Whilst the C- standalone Bank Financial Strength Rating (BFSR)
has been confirmed, its mapping to the long-term scale Baseline
Credit Assessment (BCA) was lowered to baa2 from baa1. A negative
outlook was assigned to both the long-term and bank deposit ratings
and the BFSR. The P-2 short-term rating has been
confirmed.
Similarly, the backed long-term debt ratings of Peugeot Finance
International N.V. have been downgraded to Baa2, negative
outlook, from Baa1, on review for downgrade, while the
P-2 backed commercial paper rating of SOFIRA SNC has been confirmed.
The downgrade of the ratings of BPF and Peugeot Finance International
N.V. concludes the review initiated on 16th February 2012
further to the review on the Baa3 long-term ratings of BPF's parent,
PSA Peugeot Citroën (PSA). The review on BPF was extended
subsequent to the downgrade of PSA to Ba1 from Baa3 on 1st March 2012
(for further details, please refer to the press release, "Moody's
downgrades Peugeot to Ba1, outlook negative ", published on
1st March 2012).
RATING RATIONALE
Given the intricate strategic, commercial and financial ties to
its parent, Moody's remains of the view that BPF's creditworthiness
is inherently linked to that of PSA, even though its short-run
financial performance displays low correlation with that of the manufacturer.
For this reason, BPF's long-term debt ratings are unlikely
to exceed the long-term ratings of PSA by more than two notches,
as outlined in our prior research.
In particular, during the review on BPF's ratings, Moody's
concluded that :
(1) The C- BFSR is an appropriate standalone credit assessment
for BPF, given its narrow business focus, its policy of maintaining
a positive liquidity gap, its strong capitalization and good profitability
track record.
(2) An inverse rating gap between the bank and its parent remains appropriate
given that (i) BPF has a stronger credit profile than its parent and (ii)
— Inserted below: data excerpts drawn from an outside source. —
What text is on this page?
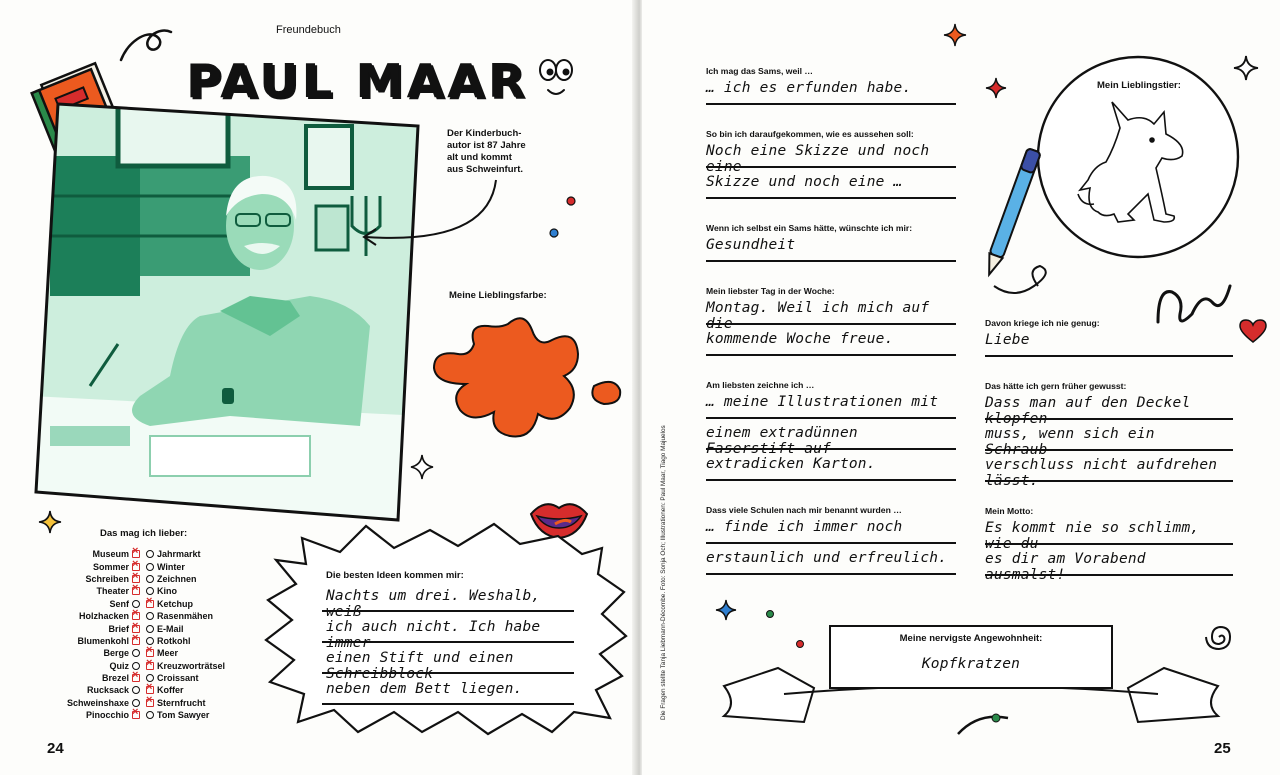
Freundebuch
PAUL MAAR
Der Kinderbuch-
autor ist 87 Jahre
alt und kommt
aus Schweinfurt.
Meine Lieblingsfarbe:
Das mag ich lieber:
Museum ×	Jahrmarkt
Sommer ×	Winter
Schreiben ×	Zeichnen
Theater ×	Kino
Senf ×	Ketchup
Holzhacken ×	Rasenmähen
Brief ×	E-Mail
Blumenkohl ×	Rotkohl
Berge ×	Meer
Quiz ×	Kreuzworträtsel
Brezel ×	Croissant
Rucksack ×	Koffer
Schweinshaxe ×	Sternfrucht
Pinocchio ×	Tom Sawyer
Die besten Ideen kommen mir:
Nachts um drei. Weshalb, weiß
ich auch nicht. Ich habe immer
einen Stift und einen Schreibblock
neben dem Bett liegen.
24
Ich mag das Sams, weil …
… ich es erfunden habe.
So bin ich daraufgekommen, wie es aussehen soll:
Noch eine Skizze und noch eine
Skizze und noch eine …
Wenn ich selbst ein Sams hätte, wünschte ich mir:
Gesundheit
Mein liebster Tag in der Woche:
Montag. Weil ich mich auf die
kommende Woche freue.
Am liebsten zeichne ich …
… meine Illustrationen mit
einem extradünnen Faserstift auf
extradicken Karton.
Dass viele Schulen nach mir benannt wurden …
… finde ich immer noch
erstaunlich und erfreulich.
Davon kriege ich nie genug:
Liebe
Das hätte ich gern früher gewusst:
Dass man auf den Deckel klopfen
muss, wenn sich ein Schraub-
verschluss nicht aufdrehen lässt.
Mein Motto:
Es kommt nie so schlimm, wie du
es dir am Vorabend ausmalst!
Mein Lieblingstier:
Meine nervigste Angewohnheit:
Kopfkratzen
25
Die Fragen stellte Tanja Liebmann-Décombe. Foto: Sonja Och; Illustrationen: Paul Maar, Tiago Majuelos
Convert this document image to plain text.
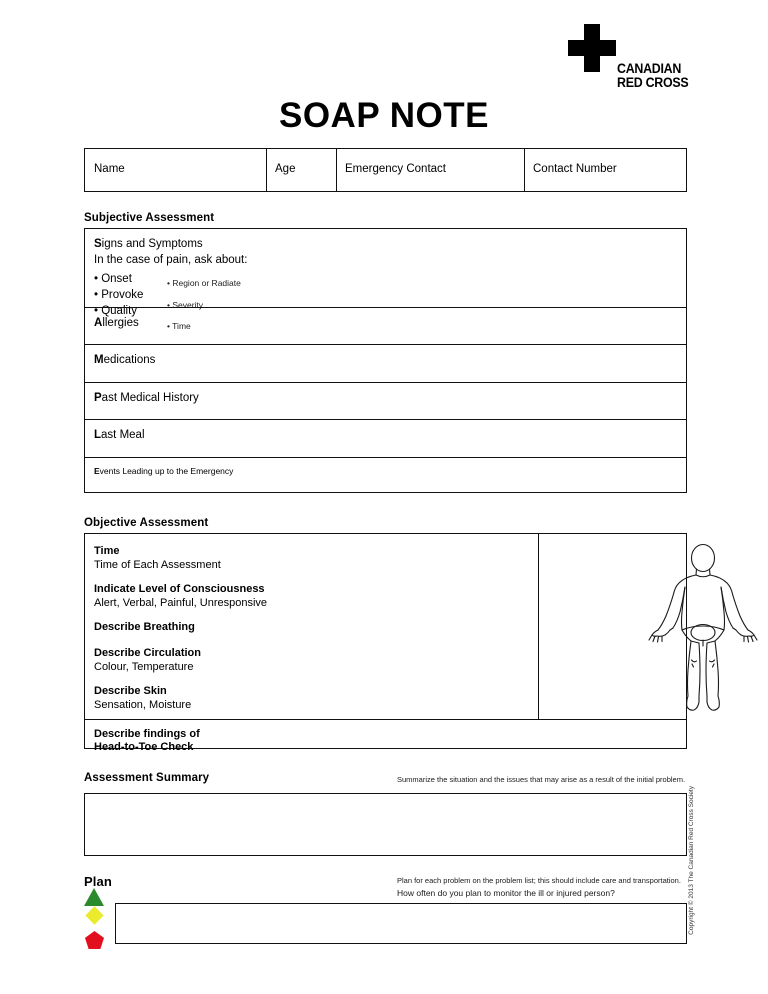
CANADIAN
RED CROSS
SOAP NOTE
Name	Age	Emergency Contact	Contact Number
Subjective Assessment
Signs and Symptoms
In the case of pain, ask about:
• Onset
• Provoke
• Quality
• Region or Radiate
• Severity
• Time
Allergies
Medications
Past Medical History
Last Meal
Events Leading up to the Emergency
Objective Assessment
Time
Time of Each Assessment
Indicate Level of Consciousness
Alert, Verbal, Painful, Unresponsive
Describe Breathing
Describe Circulation
Colour, Temperature
Describe Skin
Sensation, Moisture
Describe findings of
Head-to-Toe Check
Assessment Summary	Summarize the situation and the issues that may arise as a result of the initial problem.
Plan	Plan for each problem on the problem list; this should include care and transportation.
How often do you plan to monitor the ill or injured person?	Copyright © 2013 The Canadian Red Cross Society
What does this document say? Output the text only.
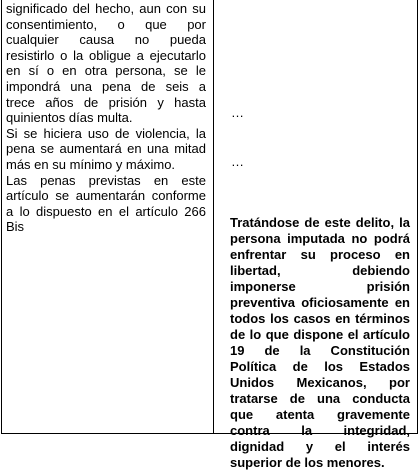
significado del hecho, aun con su consentimiento, o que por cualquier causa no pueda resistirlo o la obligue a ejecutarlo en sí o en otra persona, se le impondrá una pena de seis a trece años de prisión y hasta quinientos días multa.

Si se hiciera uso de violencia, la pena se aumentará en una mitad más en su mínimo y máximo.

Las penas previstas en este artículo se aumentarán conforme a lo dispuesto en el artículo 266 Bis

…
…

Tratándose de este delito, la persona imputada no podrá enfrentar su proceso en libertad, debiendo imponerse prisión preventiva oficiosamente en todos los casos en términos de lo que dispone el artículo 19 de la Constitución Política de los Estados Unidos Mexicanos, por tratarse de una conducta que atenta gravemente contra la integridad, dignidad y el interés superior de los menores.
there is a lower estimated loss severity for creditors of BPF than for
those of PSA. Moody's also believes that BPF's status
as a credit institution with accompanying regulatory requirements also
affords a certain protection to creditors and hence a lower default probability
compared to a non-regulated affiliate in the case of the default
of its parent.
(3) BPF's standalone rating should not exceed its parent's
long-term rating by more than two notches, given its strategic
and financial ties to PSA.
WHAT COULD CHANGE THE RATING UP
Moody's believes there is little likelihood of any upward rating pressure
on BPF, given the current negative outlook on PSA. Even in
the case of an upgrade of PSA's long-term ratings, BPF's
narrow business focus and funding profile would nonetheless suggest a
standalone rating in the baa category.
WHAT COULD CHANGE THE RATING DOWN
A downgrade of PSA's long-term ratings would likely result in a
downgrade of those of BPF, absent any factors which in Moody's view
would justify a long-term debt rating for BPF more than two notches
higher than that of PSA.
The methodologies used in this rating were Bank Financial Strength Ratings:
Global Methodology published in February 2007, and Incorporation
of Joint-Default Analysis into Moody's Bank Ratings: Global
Methodology, published on 30 March 2012. Please see the Credit
Policy page on www.moodys.com for a copy of these methodologies.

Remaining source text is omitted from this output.